According to the chapter, China's military strategists regard cyberwarfare as an important element of "pre-emptive" warfare capabilities.

Chinese military analysts Peng Guangqian and Yao Youzhi are quoted as saying China plans to use several types of pre-emptive attacks in a future conflict, including "striking the enemy's information center of gravity and weakening combat efficiency of his information systems and cyberized weapons" with the goal of weakening information superiority and reducing combat efficiency.

China's information-warfare strategy, as outlined in military writings, appears to rely heavily on the use of deception. Cyberwarfare is not simply shutting down networks, but includes such concepts as directing the enemy's thoughts in the wrong direction; using fictitious objects to hide the true battlefield picture; the use of comprehensive deception operations; the release of viruses; and misleading the enemy by pretending to follow his wishes.

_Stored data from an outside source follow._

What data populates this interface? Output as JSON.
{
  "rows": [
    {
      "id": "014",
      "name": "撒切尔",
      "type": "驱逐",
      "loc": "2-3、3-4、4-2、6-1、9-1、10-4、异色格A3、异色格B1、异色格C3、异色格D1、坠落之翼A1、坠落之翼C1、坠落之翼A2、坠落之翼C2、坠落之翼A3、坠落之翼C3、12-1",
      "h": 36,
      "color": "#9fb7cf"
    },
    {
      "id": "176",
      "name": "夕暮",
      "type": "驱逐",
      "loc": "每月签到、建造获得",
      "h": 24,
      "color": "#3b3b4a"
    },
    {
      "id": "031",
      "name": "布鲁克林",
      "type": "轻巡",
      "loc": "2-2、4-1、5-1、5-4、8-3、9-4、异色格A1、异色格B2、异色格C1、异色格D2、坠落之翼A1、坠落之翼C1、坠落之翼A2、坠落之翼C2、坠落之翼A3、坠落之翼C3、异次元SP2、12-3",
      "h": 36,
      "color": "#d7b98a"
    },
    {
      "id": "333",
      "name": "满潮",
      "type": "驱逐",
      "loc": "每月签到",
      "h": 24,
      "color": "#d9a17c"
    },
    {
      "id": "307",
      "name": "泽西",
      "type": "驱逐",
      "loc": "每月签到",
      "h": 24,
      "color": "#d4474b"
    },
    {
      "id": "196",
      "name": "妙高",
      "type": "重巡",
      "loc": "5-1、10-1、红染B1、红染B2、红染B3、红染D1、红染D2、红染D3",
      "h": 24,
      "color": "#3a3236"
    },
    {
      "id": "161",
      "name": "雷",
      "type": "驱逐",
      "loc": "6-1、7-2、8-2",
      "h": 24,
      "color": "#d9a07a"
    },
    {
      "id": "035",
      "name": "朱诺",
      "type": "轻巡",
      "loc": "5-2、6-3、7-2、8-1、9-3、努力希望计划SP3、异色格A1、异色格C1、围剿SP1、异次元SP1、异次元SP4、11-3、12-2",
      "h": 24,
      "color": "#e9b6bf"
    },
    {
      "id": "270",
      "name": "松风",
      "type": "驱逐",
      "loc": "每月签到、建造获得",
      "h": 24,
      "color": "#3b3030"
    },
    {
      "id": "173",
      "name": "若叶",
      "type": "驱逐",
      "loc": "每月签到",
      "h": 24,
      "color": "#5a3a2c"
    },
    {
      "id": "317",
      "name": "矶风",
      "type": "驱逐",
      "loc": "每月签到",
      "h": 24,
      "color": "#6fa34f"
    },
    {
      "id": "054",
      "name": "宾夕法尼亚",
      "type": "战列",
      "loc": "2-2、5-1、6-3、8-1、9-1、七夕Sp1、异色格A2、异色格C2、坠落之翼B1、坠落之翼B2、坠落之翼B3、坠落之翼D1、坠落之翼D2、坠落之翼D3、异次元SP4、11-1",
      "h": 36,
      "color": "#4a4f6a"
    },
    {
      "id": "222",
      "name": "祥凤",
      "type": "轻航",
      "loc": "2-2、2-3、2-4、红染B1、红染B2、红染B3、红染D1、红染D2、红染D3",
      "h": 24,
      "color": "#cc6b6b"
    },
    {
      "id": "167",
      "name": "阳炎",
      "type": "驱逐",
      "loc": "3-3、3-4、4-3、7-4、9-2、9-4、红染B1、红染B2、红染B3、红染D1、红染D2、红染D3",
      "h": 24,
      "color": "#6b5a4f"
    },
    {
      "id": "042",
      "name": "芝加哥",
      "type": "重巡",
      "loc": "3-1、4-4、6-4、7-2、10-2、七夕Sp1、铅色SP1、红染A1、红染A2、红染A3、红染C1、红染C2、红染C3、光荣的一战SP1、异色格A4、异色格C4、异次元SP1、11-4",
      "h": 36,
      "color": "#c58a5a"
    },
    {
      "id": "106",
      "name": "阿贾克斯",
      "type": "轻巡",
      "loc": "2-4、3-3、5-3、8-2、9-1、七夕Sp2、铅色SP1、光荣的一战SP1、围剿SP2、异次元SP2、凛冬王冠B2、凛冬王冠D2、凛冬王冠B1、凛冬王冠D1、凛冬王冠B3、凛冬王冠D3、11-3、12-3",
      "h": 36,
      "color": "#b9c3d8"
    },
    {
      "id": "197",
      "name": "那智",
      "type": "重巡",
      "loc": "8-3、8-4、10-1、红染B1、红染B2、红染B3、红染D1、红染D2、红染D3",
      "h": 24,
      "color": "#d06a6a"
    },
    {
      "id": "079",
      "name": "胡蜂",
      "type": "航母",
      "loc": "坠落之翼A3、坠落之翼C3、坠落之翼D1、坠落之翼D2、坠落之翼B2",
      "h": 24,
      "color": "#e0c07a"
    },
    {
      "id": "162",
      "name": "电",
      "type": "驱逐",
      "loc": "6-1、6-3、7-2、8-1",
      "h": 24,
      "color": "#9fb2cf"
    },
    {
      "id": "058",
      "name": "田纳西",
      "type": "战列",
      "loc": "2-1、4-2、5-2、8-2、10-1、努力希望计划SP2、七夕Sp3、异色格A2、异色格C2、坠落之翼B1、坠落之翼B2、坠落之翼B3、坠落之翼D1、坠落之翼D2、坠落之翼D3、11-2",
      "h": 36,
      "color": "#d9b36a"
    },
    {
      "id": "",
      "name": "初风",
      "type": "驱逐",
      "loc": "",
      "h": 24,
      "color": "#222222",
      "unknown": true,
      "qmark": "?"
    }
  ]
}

Regarding Russian cyberwarfare, the book stated that Russia, like China, has been linked to cyberwarfare attacks around the world, including cyberattacks against the Baltic nation of Estonia.

The book said Moscow's cyberforces are preparing a strategy called "reflexive control" that seeks to use computer attacks to convey false motives and reasons for military operations, with the goal of forcing the enemy to "make a decision unfavorable to itself."

The author of the chapter, Timothy L. Thomas, a specialist at the Foreign Military Studies Office at Fort Leavenworth, Kan., said both Chinese and Russian approaches to cyberwarfare differ sharply from U.S. methods.

"Chinese efforts to move packets of electrons through wires in accordance with 5,000-year-old strategems come immediately to mind, as do Russian attempts to use international organizations to shape the world's understanding of cybertechnologies," Mr. Thomas stated.

A Russian Embassy spokesman had no comment.

A Chinese Embassy spokesman could not be reached for comment. However, embassy spokeswoman Wei Xin in the past has dismissed reports of Chinese cyberwarfare activities. "China is a victim of international hacking activities and never conducts computer network attacks against any other countries," she said.